When the working class rejects racism, it becomes capable of stronger collective action. When the working class is divided – when it identifies a race or a religion as the enemy instead of the elite who exploit all working people – then our collective resistance is undermined from within.

Those who want to exploit the death of an individual to persecute millions of British people simply because they share a different religion or cultural heritage to the majority are the enemies of the working class. The instruments of capitalist reaction, they must be allowed no platform to spread their politics of hate and despair.

Unity – but not at any price

The fascists’ attempts to capitalise on the Woolwich killing polarised the antiracist movement.

On the one hand, Unite Against Fascism (UAF), led by the Socialist Workers Party (SWP), organised a series of peaceful celebrations of “multiculturalism” in collaboration with tame Labour councilors and conservative “community leaders”, whose sole strategy is to rely on the police to keep the fascist gangs in line.

On the other hand, in places like London and Sheffield, the fascists were outnumbered and physically confronted by the militant antifascist youth who have no illusions at all in the racist police.

Nobody wants to see repeated splits and divisions in the antifascist movement. Nevertheless, if we are to succeed in creating working class unity against racism and fascism, then we need to break with the failed politics of concession and compromise with bourgeois liberal forces that are more scared of the self-organisation of the working class than they are of the fascists.

The policy of unity at any cost with these so-called allies has not only failed to deliver a comprehensive victory for the antifascist movement; it completely subordinates the independent activity of the working class to the tactics acceptable to the liberal sections of the ruling class and the intermediate layers.

A working class alternative

We need to reject this approach in its entirety. The tactical questions about whether mass marches, festivals or direct action are more appropriate in any given circumstance should be decided by democratic campaigns rooted in the working class communities under attack.

We should stop muzzling the youth.
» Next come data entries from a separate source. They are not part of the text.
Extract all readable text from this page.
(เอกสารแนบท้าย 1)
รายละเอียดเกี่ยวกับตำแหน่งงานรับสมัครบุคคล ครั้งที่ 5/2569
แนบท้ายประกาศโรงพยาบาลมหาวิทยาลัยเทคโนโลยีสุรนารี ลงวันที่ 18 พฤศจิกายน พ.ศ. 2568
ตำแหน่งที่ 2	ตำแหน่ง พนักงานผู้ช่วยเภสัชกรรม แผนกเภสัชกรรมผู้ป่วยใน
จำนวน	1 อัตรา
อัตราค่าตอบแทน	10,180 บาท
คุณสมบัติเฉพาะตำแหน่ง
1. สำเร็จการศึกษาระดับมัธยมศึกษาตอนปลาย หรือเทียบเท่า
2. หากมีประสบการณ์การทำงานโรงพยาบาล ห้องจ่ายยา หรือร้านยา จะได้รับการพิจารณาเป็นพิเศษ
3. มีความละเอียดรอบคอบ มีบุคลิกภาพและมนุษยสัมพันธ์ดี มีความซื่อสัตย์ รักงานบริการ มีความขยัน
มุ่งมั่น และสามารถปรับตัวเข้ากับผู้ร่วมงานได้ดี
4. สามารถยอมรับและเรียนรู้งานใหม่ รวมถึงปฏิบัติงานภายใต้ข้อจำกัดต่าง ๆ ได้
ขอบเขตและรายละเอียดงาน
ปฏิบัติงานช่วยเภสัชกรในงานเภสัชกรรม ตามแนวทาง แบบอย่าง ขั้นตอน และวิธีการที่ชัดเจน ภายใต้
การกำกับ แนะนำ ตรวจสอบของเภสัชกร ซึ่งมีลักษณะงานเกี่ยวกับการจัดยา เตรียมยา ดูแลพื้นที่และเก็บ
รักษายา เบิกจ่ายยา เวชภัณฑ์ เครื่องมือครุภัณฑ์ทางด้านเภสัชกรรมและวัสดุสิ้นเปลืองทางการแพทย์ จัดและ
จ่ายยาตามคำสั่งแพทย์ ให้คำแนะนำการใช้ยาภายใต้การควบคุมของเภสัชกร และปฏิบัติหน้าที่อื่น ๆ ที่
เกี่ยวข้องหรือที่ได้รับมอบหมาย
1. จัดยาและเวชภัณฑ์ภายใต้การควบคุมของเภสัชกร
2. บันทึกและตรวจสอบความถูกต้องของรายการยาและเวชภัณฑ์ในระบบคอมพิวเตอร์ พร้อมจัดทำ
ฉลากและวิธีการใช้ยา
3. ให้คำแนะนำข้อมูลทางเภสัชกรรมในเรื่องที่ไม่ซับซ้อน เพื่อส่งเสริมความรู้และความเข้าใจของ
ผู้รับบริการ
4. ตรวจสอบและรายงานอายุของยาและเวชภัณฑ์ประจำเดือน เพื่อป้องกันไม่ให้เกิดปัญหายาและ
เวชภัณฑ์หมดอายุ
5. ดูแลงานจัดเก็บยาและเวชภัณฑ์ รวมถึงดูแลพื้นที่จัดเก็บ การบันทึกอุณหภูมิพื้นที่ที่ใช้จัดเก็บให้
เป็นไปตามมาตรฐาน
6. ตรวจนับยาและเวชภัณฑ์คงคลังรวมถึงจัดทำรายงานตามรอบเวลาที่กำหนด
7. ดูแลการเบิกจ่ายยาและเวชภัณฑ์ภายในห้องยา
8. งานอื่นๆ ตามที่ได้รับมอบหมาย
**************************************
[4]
We should stop accommodating to pacifist illusions. We should stop the pathetic pursuit of bourgeois ‘respectability’.

What we need above all is a way for the working class to take the lead in the fight against fascism.

We can and should seek to work with allies outside the labour movement, but we should not start from the position of what is acceptable to them; we should start from what is necessary.

Nearly a century of struggle against fascism provides enough lessons: organised self-defence, mass participation, democratic decision making and freedom of criticism; and above all, a working class alternative to the capitalist system which incubates the fascist menace.

The experience is there. The will is there. What is missing is an organisation – a revolutionary workers’ party – able to distil our collective experience of antifascist struggles, the fight for women’s liberation and the daily economic struggle into a coherent strategy for working class power.

Workers’ power as the only alternative to the barbarism of capitalism is what we must aim for. And we can’t put off creating the means to bring that about – a party – while we confront the fascists. The struggle against fascism is the struggle for a socialist society that will abolish the material roots of every social oppression.